Murtagh could just picture Thorn stalking down a narrow street, scraping the sides of buildings with his armoured shoulders, breaking beams and shutters and cornices while folks fled before him. Murtagh knew how that would end, with fire and blood and a flattened circle of destruction.
‘I think you’d best wait here.’
Thorn shuffled his velvet wings and coughed deep in his throat. His way of laughing. Then perhaps you should use magic to change the colour of my scales, and we could pretend to be Eragon and Saphira. Wouldn’t that be fine sport?

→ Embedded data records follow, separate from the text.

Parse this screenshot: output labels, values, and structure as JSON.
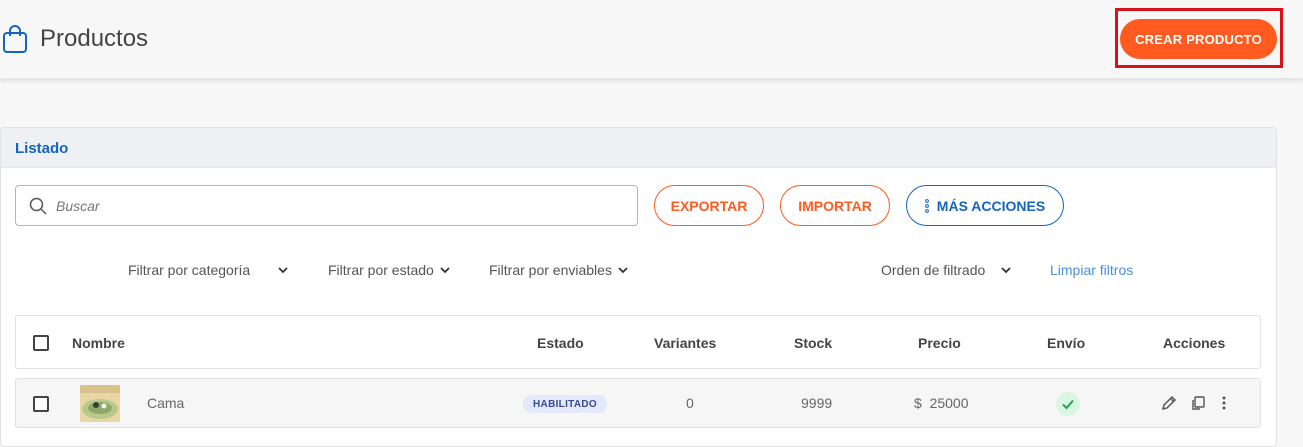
{
  "header": {
    "title": "Productos",
    "icon": "shopping-bag-icon",
    "create_button": "CREAR PRODUCTO"
  },
  "colors": {
    "accent": "#ff5a1f",
    "primary_blue": "#1565c0",
    "highlight": "#d9121a",
    "link": "#4a90d9"
  },
  "listado": {
    "title": "Listado",
    "search": {
      "placeholder": "Buscar",
      "value": ""
    },
    "buttons": {
      "export": "EXPORTAR",
      "import": "IMPORTAR",
      "more": "MÁS ACCIONES"
    },
    "filters": {
      "category": "Filtrar por categoría",
      "status": "Filtrar por estado",
      "shippable": "Filtrar por enviables",
      "order": "Orden de filtrado",
      "clear": "Limpiar filtros"
    },
    "table": {
      "columns": {
        "name": "Nombre",
        "status": "Estado",
        "variants": "Variantes",
        "stock": "Stock",
        "price": "Precio",
        "shipping": "Envío",
        "actions": "Acciones"
      },
      "rows": [
        {
          "name": "Cama",
          "status": "HABILITADO",
          "variants": "0",
          "stock": "9999",
          "price": "$  25000",
          "shipping": "check-icon"
        }
      ]
    }
  }
}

Murtagh snorted as he laid Zar’roc across a patch of dry grass. He’d been surprised to discover that Thorn had a trenchant sense of humour. It hadn’t been readily apparent when they’d been bonded, partly because of Thorn’s youth and partly because of . . . attending circumstances.
For a moment, Murtagh’s mood darkened.
No? Well then, if you change your mind—
‘You’ll be the first to know.’
Mmm. With the tip of his snout, Thorn nudged the sword. I wish you would take your fang. Your claw. Your sharpened affliction.
Murtagh knew Thorn was nervous. He always was when Murtagh left, even for a short while. ‘Don’t worry. I’ll be fine.’
A puff of pale smoke rose from the dragon’s flared nostrils. I don’t trust that shark-mouthed skulker.
‘I don’t trust anyone. Except for you.’
Murtagh faltered as he went to one of the saddlebags that hung along Thorn’s side. An image of Nasuada’s almond eyes flashed before him. Cheekbones. Teeth. Parts and pieces that failed to sum the whole. A memory of her scent, accompanied by a yearning and a sorrow, an aching absence for what might have been and now was lost.
‘Yes.’ He couldn’t have lied to Thorn even if he wanted to. They were too closely joined for that.
The dragon was kind enough to return the conversation to safer ground. Do you think Sarros has scented anything of interest?
‘It would be better if he hasn’t.’ Murtagh excavated a ball of brown twine from the saddlebag.
But if he has? Do we fly toward the storm or away?
A thin smile stretched Murtagh’s lips. ‘That depends on how violent the storm.’
It may not be obvious. The wind can lie.
He measured a length of twine. ‘Then we’ll continue sniffing about until it becomes obvious.’
Hmm. As long as we can still change course if need be.